Things got pretty awkward during "Django Unchained" director Quentin Tarantino's recent chat with NPR when the subject of the movie's brutality and tough historical subject matter animus came up once and again (and again and again).
Interviewer Terry Gross, of "Fresh Air", pressed Tarantino about his choice to use "two just abhorrent chapters of history" for cinematic backdrops — "Django" and his 2009 Nazi adventure drama "Inglourious Basterds" — along with inquiries about where his line for cinematic violence would be drawn to avoid hitting a "point of revulsion."
Let's just say her opinions on the movie weren't exactly subtle.
Tarantino explained his choice to write the flicks as, simply, "I actually thought they would be good movies."
"I like the idea of telling these stories and taking stories that oftentimes if played out in the way that they're normally played out just end up becoming soul-deadening because you're just watching victimization all the time," he said, adding that with his big adventure-esque interpretation, "you get a chance to put a spin on it, and actually take a slave character, give a heroic journey, make him give his payback and actually show this journey and give it the sort of folkloric tale that it deserves, grand opera stage it deserves."
With regard to the film's violent fight scenes, Tarantino broke it down into two categories - the violence of slavery and the "fun," "cool" and "enjoyable" brand of violence in revenge.

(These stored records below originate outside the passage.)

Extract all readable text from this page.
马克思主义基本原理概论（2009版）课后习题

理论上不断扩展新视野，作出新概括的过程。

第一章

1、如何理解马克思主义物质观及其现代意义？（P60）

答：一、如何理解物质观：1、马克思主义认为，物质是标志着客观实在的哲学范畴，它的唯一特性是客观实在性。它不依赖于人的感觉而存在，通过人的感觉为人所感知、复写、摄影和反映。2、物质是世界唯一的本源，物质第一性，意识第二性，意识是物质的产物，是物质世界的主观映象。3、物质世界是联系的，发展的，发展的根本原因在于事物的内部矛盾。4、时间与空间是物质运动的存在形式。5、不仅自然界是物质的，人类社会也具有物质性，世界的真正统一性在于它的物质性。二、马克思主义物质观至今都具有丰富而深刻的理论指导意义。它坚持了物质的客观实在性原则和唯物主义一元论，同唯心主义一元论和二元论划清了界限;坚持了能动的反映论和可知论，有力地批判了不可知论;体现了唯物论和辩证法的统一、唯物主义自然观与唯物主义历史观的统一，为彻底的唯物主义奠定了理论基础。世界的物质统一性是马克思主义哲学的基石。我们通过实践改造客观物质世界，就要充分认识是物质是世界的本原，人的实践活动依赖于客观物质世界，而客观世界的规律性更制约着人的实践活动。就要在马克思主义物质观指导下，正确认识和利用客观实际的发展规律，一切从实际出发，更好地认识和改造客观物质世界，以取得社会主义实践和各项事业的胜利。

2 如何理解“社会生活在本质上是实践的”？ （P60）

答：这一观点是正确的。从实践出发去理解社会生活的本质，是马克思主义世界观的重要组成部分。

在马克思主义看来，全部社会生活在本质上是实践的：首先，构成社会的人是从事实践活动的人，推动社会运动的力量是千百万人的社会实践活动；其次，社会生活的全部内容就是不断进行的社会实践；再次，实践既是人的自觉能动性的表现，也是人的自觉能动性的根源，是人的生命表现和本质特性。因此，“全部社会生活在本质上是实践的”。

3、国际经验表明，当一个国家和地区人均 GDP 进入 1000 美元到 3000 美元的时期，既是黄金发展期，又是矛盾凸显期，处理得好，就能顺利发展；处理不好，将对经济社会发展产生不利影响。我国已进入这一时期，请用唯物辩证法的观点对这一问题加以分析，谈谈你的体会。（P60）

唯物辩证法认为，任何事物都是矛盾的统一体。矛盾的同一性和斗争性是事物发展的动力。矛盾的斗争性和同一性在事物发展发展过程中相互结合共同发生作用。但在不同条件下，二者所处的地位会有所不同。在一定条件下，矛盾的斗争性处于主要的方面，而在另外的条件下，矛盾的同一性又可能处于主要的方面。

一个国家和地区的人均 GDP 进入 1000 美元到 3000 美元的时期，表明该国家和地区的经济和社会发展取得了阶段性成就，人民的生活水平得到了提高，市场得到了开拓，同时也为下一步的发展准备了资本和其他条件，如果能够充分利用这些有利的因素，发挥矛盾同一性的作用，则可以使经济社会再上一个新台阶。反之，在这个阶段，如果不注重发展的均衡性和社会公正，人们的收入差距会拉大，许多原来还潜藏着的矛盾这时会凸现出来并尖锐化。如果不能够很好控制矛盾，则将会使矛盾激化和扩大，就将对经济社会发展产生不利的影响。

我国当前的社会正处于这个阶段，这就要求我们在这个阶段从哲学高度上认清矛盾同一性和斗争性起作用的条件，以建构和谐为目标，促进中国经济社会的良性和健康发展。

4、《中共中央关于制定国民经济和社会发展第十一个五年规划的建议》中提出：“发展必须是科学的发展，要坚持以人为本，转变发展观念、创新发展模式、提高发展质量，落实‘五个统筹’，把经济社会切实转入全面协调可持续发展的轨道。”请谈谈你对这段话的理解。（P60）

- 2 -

"Frankly, what happened during slavery times is a thousand times worse than what I show. So, if I was to show a thousand times worse to me that wouldn't be exploitative - that would just be how it is," he declared in response to the suggestion that his brand of on-screen violence might broach immorality. "I wasn't trying to do a 'Schindler's List' you are there under the barbed wire of Auschwitz kind of movie. I wanted the film to be more entertaining than that. Like I said, I wanted it to be an exciting adventure movie."
Tarantino did admit that earlier cuts of the movie brought out an undesired reaction from early audiences who have a lower "tolerance for viscera" than himself, but he stuck to his guns about the final cut's good, bad and ugly because it left audiences cheering for his protagonist's moment of dishing out comeuppance.
As for what's too far for him, he said, "The only thing that I've ever watched in a movie that I wished I'd never seen is real-life animal death or real-life insect death in a movie. That's absolutely, positively where I draw the line ... Movies are about make-believe ... I don't think there's any place in a movie for real death."
So, now you know.
For what it's worth, Gross wasn't the only one who came off a little curt during the talk. Tarantino himself got a little short when the subject of pronouncing "Django" came up. "I thought everyone would know how to say the name 'Django.' Even if it wasn't from the spaghetti westerns, at least from Django Reinhardt you would know how to say it ... Frankly, I considered it an intelligence test. If you say D-jango you're definitely going down in my book." Well, shoot.